In order to accumulate capital, businesses must compete in the market with other companies. They cannot afford to ignore market forces, or they will lose market share to their competitors, go bankrupt or get taken over in a merger
Therefore even the CEOs aren't really in control of capitalism, capital itself is. It's because of this that we can talk about capital as if it has agency or interests of its own, and so often talking about 'capital' is more precise than talking about bosses, who are the functionaries of capital.
Both capitalists and workers, therefore, are alienated by this process, but in different ways. While from the workers' perspective, our alienation is experienced through being controlled by our boss, the business owners experiences it through impersonal market forces and competition with other companies.
Because of this, both management and politicians are powerless in the face of ‘market forces,’ each needing to act in a way that facilitates the continued accumulation of capital (it is incidental that they do quite well out of it). They cannot act in our interests, since any concessions they grant us will help their competitors on a national or international level.
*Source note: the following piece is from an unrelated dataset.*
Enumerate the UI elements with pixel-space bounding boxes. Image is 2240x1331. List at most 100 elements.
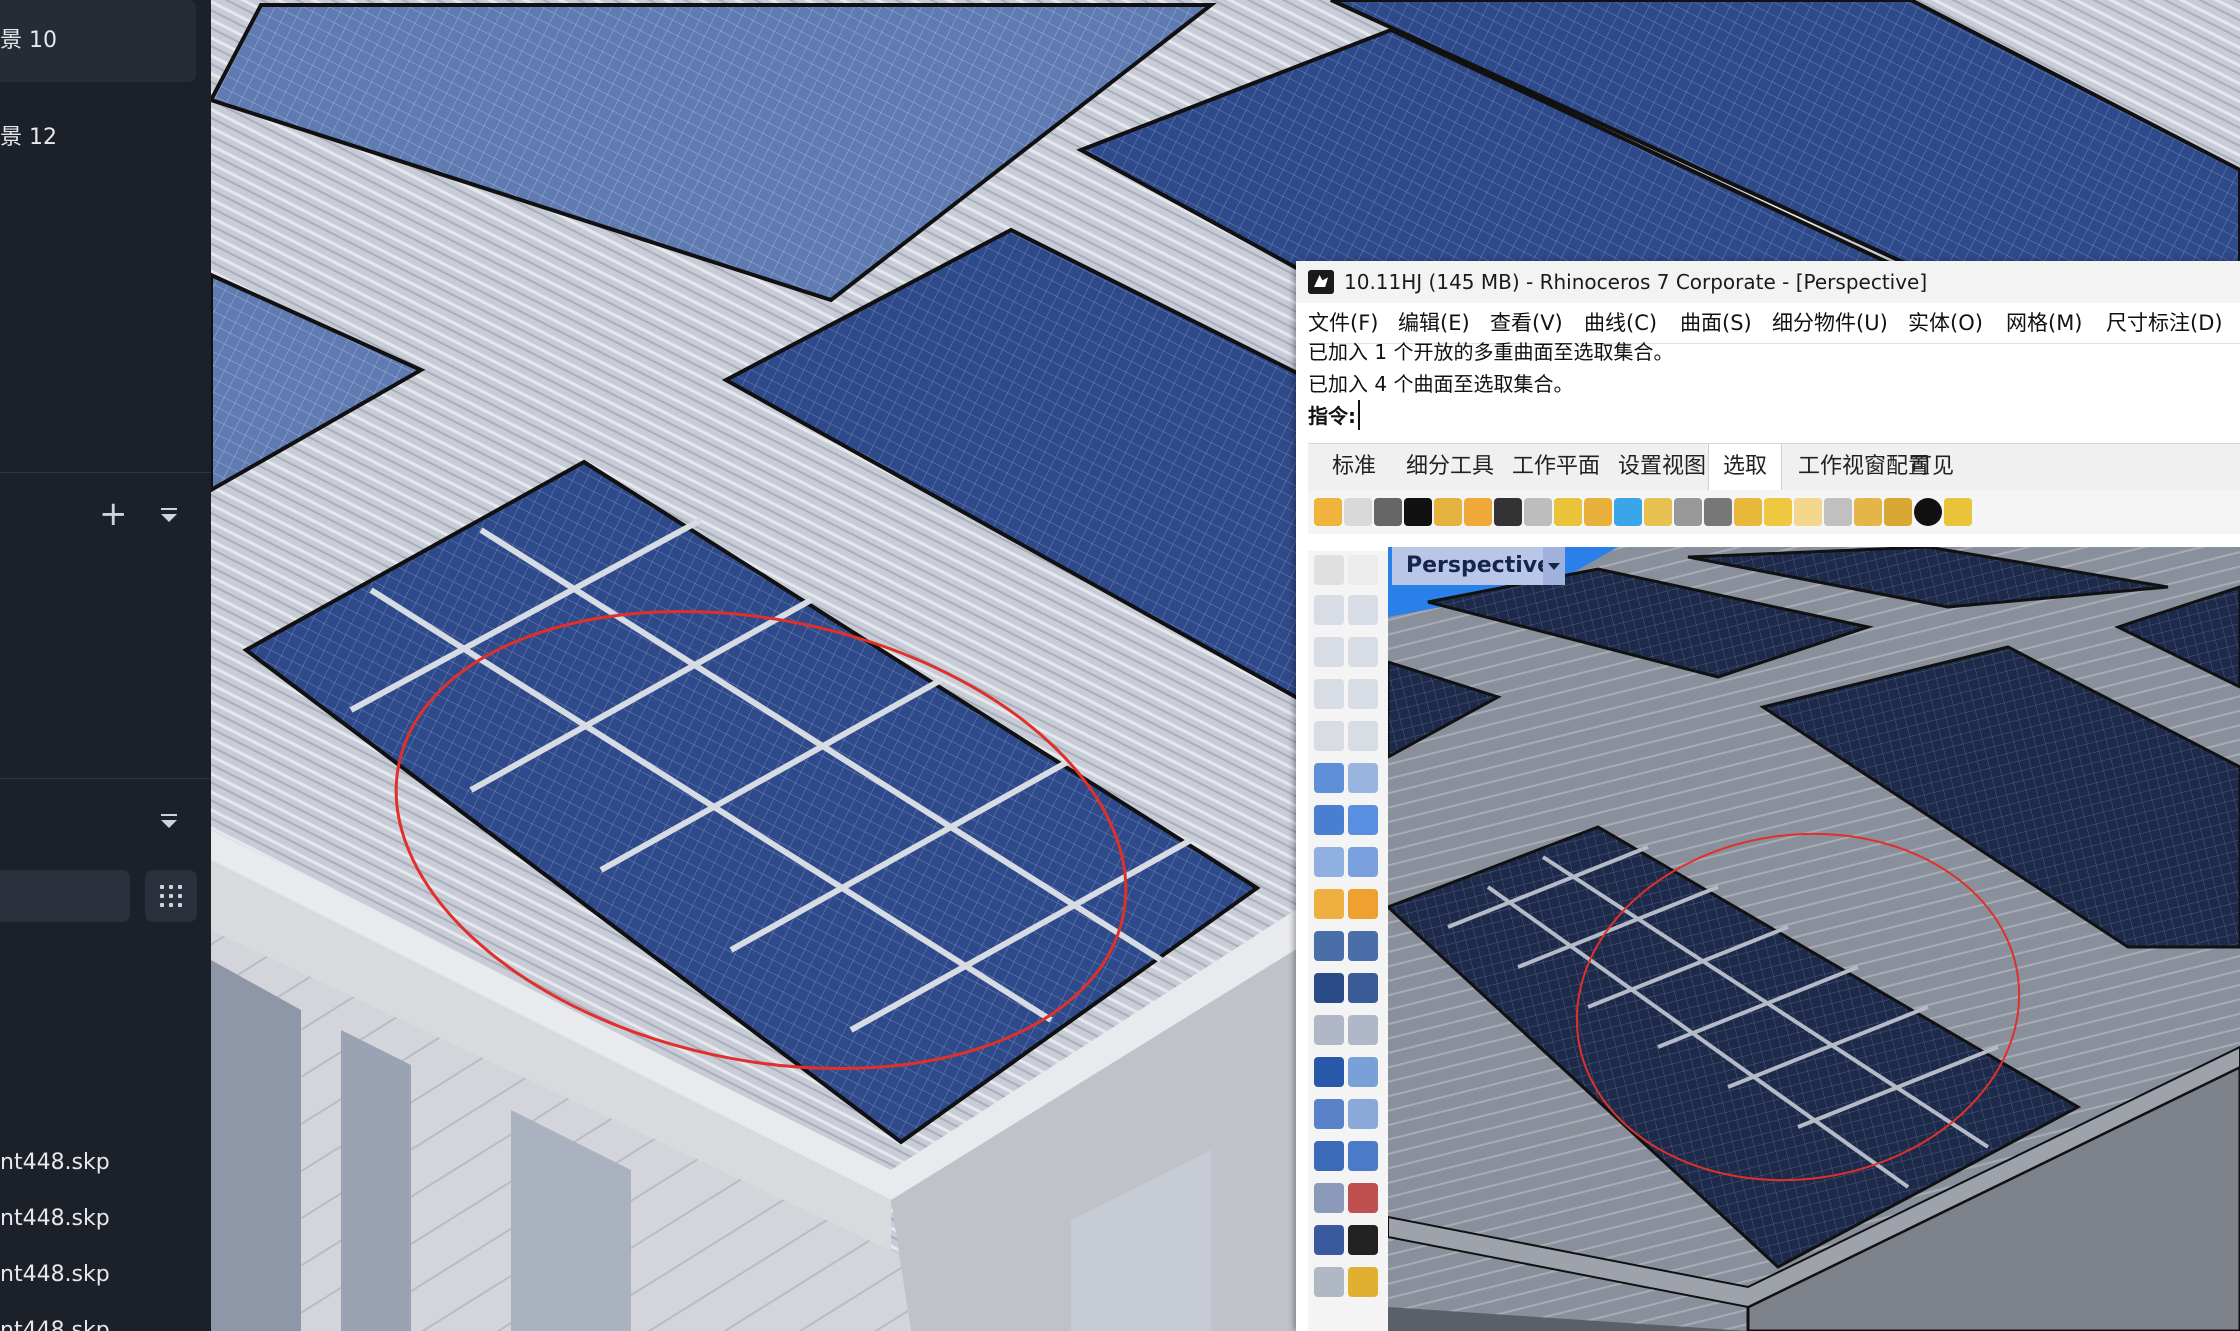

So, for example, if a manufacturer develops new technology for making cars which doubles productivity it can lay off half its workers, increase its profits and reduce the price of its cars in order to undercut its competition.
If another company wants to care for its workforce and not make people redundant, eventually it will be put out of business or taken over by a less compassionate  competitor - so it will also have to bring in the new technology and have a policy the lay-offs to stay competitive.
The primary role of governments in capitalist society is to maintain the capitalist system and assist in the accumulation of capital. As such, a government will pass laws against workers when we try to further our interests against capital. When the excesses and conflict between the employer and the employee threaten the general stability of society with disruption governments will endeavour to create a “balance of power” but one which always favour the capitalist class but with enough compromise and concessions to the workers to placate any determined dissent.